Dr. Katharina Lima de Miranda is a postdoctoral researcher at the Kiel Institute, focusing on the application of behavioral economic insights to sustainable social development. She studied Economics in Kiel and Paris and received her PhD in Economics in Dec. 2016 from Kiel University. In her research she investigates the impact of social interaction and behavioral responses of individual agents on the emergence of global economic problems and proposes possible solutions in view of these results. She currently works in an interdisciplinary research project on Sustainable Wellbeing, developing the Recoupling Dashboard that measures the wellbeing of societies beyond GDP and illustrates the correlation of economic prosperity, social prosperity and environmental sustainability. Furthermore, she works on individual and group decision making with applications to the labor market, health economics or gender equality where she applies experimental methods and designs and implements surveys and experiments.
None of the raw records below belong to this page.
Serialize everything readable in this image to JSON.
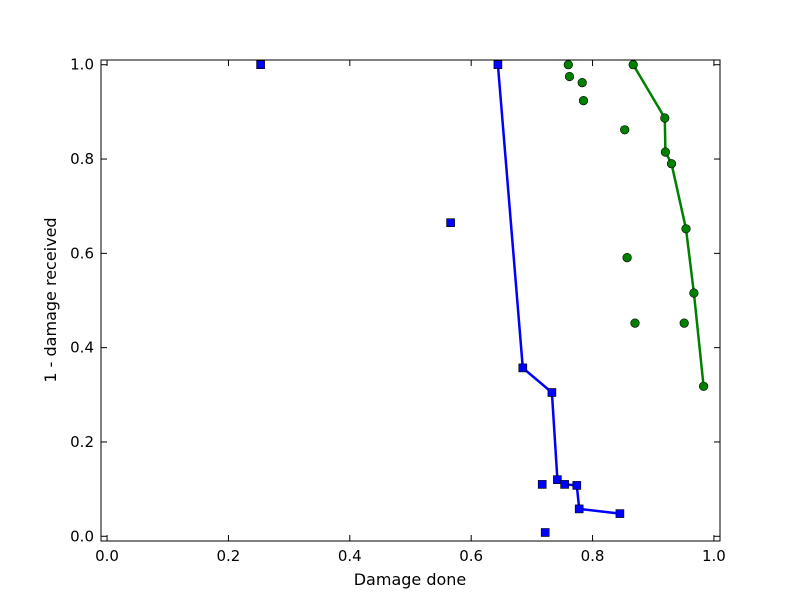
{
  "chart_data": {
    "type": "scatter",
    "title": "",
    "xlabel": "Damage done",
    "ylabel": "1 - damage received",
    "xlim": [
      -0.01,
      1.01
    ],
    "ylim": [
      -0.01,
      1.01
    ],
    "xticks": [
      0.0,
      0.2,
      0.4,
      0.6,
      0.8,
      1.0
    ],
    "yticks": [
      0.0,
      0.2,
      0.4,
      0.6,
      0.8,
      1.0
    ],
    "xtick_labels": [
      "0.0",
      "0.2",
      "0.4",
      "0.6",
      "0.8",
      "1.0"
    ],
    "ytick_labels": [
      "0.0",
      "0.2",
      "0.4",
      "0.6",
      "0.8",
      "1.0"
    ],
    "grid": false,
    "legend": null,
    "series": [
      {
        "marker": "square",
        "color": "#0000ff",
        "points": [
          [
            0.253,
            1.0
          ],
          [
            0.566,
            0.665
          ],
          [
            0.644,
            1.0
          ],
          [
            0.685,
            0.357
          ],
          [
            0.733,
            0.305
          ],
          [
            0.742,
            0.12
          ],
          [
            0.717,
            0.11
          ],
          [
            0.754,
            0.11
          ],
          [
            0.774,
            0.108
          ],
          [
            0.778,
            0.058
          ],
          [
            0.845,
            0.048
          ],
          [
            0.722,
            0.008
          ]
        ],
        "frontier": [
          [
            0.644,
            1.0
          ],
          [
            0.685,
            0.357
          ],
          [
            0.733,
            0.305
          ],
          [
            0.742,
            0.12
          ],
          [
            0.754,
            0.11
          ],
          [
            0.774,
            0.108
          ],
          [
            0.778,
            0.058
          ],
          [
            0.845,
            0.048
          ]
        ]
      },
      {
        "marker": "circle",
        "color": "#008000",
        "points": [
          [
            0.76,
            1.0
          ],
          [
            0.762,
            0.975
          ],
          [
            0.783,
            0.962
          ],
          [
            0.785,
            0.924
          ],
          [
            0.867,
            1.0
          ],
          [
            0.853,
            0.862
          ],
          [
            0.919,
            0.887
          ],
          [
            0.92,
            0.815
          ],
          [
            0.93,
            0.79
          ],
          [
            0.954,
            0.652
          ],
          [
            0.857,
            0.591
          ],
          [
            0.967,
            0.516
          ],
          [
            0.87,
            0.452
          ],
          [
            0.951,
            0.452
          ],
          [
            0.983,
            0.318
          ]
        ],
        "frontier": [
          [
            0.867,
            1.0
          ],
          [
            0.919,
            0.887
          ],
          [
            0.92,
            0.815
          ],
          [
            0.93,
            0.79
          ],
          [
            0.954,
            0.652
          ],
          [
            0.967,
            0.516
          ],
          [
            0.983,
            0.318
          ]
        ]
      }
    ]
  }
}
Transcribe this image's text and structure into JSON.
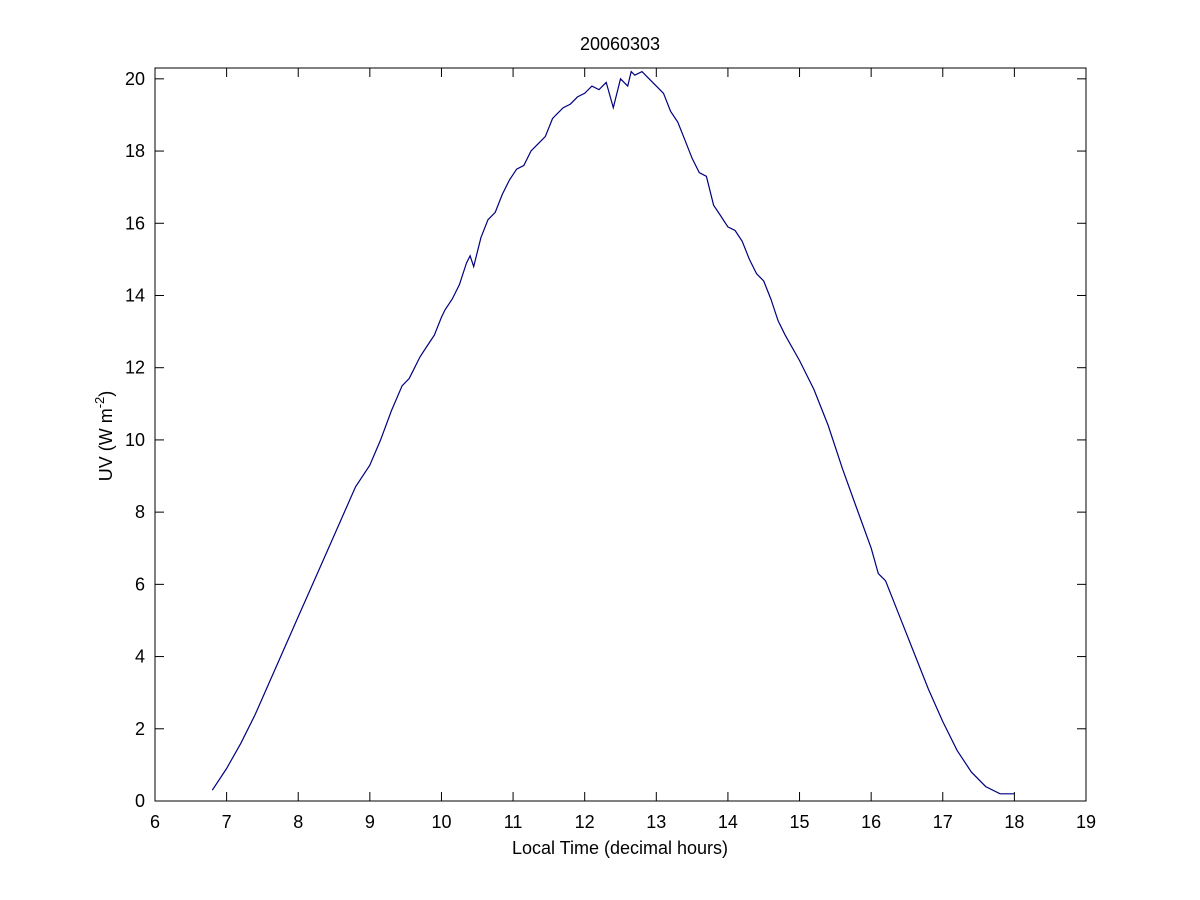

Her research has a strong policy orientation and she is involved in producing and communicating research based policy advice with the aim to help solving global problems, including the drifting apart of social and economic prosperity. She is a member of the Council for Global Problem-Solving, the T20 Task Force 2020 on “Social Cohesion and the State”, and the Global Solutions Initiative. She has co-authored several policy briefs and participated in international multi-stakeholder conferences, like the Think 20 Summits in Buenos Aires (2018) and Japan (2019). Previously she was a Carlo-Schmid-Fellow and consultant at UNCTAD in Geneva, a visiting professor at Hamburg University and currently she teaches Public Finance in a GIZ funded project at the University of Rwanda.